In my recent blog about the termination of the PR contract intended to repair the considerable damage to Indiana’s reputation inflicted by the RFRA debacle, I questioned Governor Pence’s assertion that Indiana was creating lots of jobs so the contract was no longer necessary.

I also noted that there has been considerable criticism of the way in which the state’s economic development agency reports job creation numbers. (In all fairness to Governor Pence, those concerns precede the current administration.)

I knew there had been allegations that the Indiana Economic Development Corporation routinely  and intentionally “cooked the books,” but I was unaware of the considerable evidence supporting those allegations until a regular reader sent me a link to a story done last year by WTHR.

The extensive report is pretty devastating. Among WTHR’s findings:

  • IEDC’s new transparency website is missing basic disclosure information that other states release to taxpayers.
  • The state agency is not releasing any information about hundreds of projects it previously announced.
  • IEDC is reporting official job statistics that exclude all failed economic development projects from its calculations.
  • Both IEDC and the governor are citing the state’s new job transparency law as justification to withhold information from public disclosure.

I encourage readers to click through and read the entire report.
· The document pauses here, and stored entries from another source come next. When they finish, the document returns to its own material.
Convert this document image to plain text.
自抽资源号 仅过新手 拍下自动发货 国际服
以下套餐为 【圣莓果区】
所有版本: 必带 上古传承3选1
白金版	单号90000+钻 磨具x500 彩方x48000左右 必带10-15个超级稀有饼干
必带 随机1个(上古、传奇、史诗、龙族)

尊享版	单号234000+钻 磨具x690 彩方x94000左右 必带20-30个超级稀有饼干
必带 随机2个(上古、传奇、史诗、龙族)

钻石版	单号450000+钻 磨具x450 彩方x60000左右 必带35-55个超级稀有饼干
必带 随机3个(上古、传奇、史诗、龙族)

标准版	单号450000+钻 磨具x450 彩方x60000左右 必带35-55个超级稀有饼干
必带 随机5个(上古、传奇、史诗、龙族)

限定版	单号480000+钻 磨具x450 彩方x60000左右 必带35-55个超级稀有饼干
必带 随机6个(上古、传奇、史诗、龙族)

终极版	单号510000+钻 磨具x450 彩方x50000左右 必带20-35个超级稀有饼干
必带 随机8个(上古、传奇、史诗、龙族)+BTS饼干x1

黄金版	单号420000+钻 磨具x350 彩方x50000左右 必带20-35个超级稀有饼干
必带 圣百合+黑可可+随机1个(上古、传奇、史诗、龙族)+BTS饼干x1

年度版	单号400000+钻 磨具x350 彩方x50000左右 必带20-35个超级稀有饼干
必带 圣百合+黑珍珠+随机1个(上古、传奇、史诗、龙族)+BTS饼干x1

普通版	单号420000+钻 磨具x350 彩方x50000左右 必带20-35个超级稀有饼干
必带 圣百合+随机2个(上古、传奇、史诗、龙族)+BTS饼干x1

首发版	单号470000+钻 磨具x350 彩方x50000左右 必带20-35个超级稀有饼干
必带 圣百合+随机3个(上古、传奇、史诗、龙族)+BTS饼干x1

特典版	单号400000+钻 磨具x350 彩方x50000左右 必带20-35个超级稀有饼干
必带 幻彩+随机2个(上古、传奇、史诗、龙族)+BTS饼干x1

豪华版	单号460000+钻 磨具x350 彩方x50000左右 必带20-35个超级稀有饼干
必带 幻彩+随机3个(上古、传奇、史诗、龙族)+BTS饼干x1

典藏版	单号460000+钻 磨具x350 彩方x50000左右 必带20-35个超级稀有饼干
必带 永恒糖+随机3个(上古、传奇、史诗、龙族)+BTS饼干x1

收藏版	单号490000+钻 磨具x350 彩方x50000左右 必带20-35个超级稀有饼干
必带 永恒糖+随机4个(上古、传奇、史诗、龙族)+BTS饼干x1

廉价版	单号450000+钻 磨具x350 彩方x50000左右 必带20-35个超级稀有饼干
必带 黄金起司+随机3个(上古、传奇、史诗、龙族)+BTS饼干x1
It documents misdirection and “gaming the system” by the Administration in great detail–and it should make taxpayers pretty angry.
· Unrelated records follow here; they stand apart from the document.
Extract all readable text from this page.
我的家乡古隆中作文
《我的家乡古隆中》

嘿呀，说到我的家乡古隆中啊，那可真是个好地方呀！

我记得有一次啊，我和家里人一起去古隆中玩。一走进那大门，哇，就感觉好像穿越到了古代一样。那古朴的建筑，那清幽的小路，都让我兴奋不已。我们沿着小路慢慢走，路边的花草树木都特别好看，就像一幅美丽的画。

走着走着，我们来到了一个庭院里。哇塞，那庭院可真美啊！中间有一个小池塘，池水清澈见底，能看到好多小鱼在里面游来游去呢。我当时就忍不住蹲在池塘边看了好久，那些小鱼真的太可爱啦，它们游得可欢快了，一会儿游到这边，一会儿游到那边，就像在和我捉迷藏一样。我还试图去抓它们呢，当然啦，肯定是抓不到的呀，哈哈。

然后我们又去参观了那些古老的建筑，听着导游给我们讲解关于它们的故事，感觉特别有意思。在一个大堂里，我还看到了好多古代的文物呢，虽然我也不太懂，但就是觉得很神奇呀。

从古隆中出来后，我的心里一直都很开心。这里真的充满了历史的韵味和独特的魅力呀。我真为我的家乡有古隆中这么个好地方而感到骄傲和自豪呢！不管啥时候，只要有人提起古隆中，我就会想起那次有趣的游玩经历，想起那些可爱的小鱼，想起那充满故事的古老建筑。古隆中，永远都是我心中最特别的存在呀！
It certainly made me angry, for two reasons: first, because our elected officials are playing fast and loose with the truth; and second, because this sort of investigative reporting about local government is all too rare.

The whole purpose of freedom of the press was to provide this sort of “watchdog” function–to allow the press to act on behalf of citizens who lack the time and expertise to keep tabs on those we’ve charged with managing our governing institutions. Kudos to WTHR–but where is the rest of the local media?

We get lots of coverage –indeed, I’d suggest overkill–of things like the Richmond Hill trial, the (thus far speculative) investigation of Subway spokesman Jared Fogle, and the most recent bar openings, but little or no oversight of the state and municipal government agencies that spend our tax dollars and regulate our behaviors. Figuring out what’s going on is admittedly more work than telling us about the opening of the latest restaurant–but it’s also a whole lot more important.

When I see a well-researched story like this one, it reminds me why journalism is so important–and makes me sad that we have so little of it.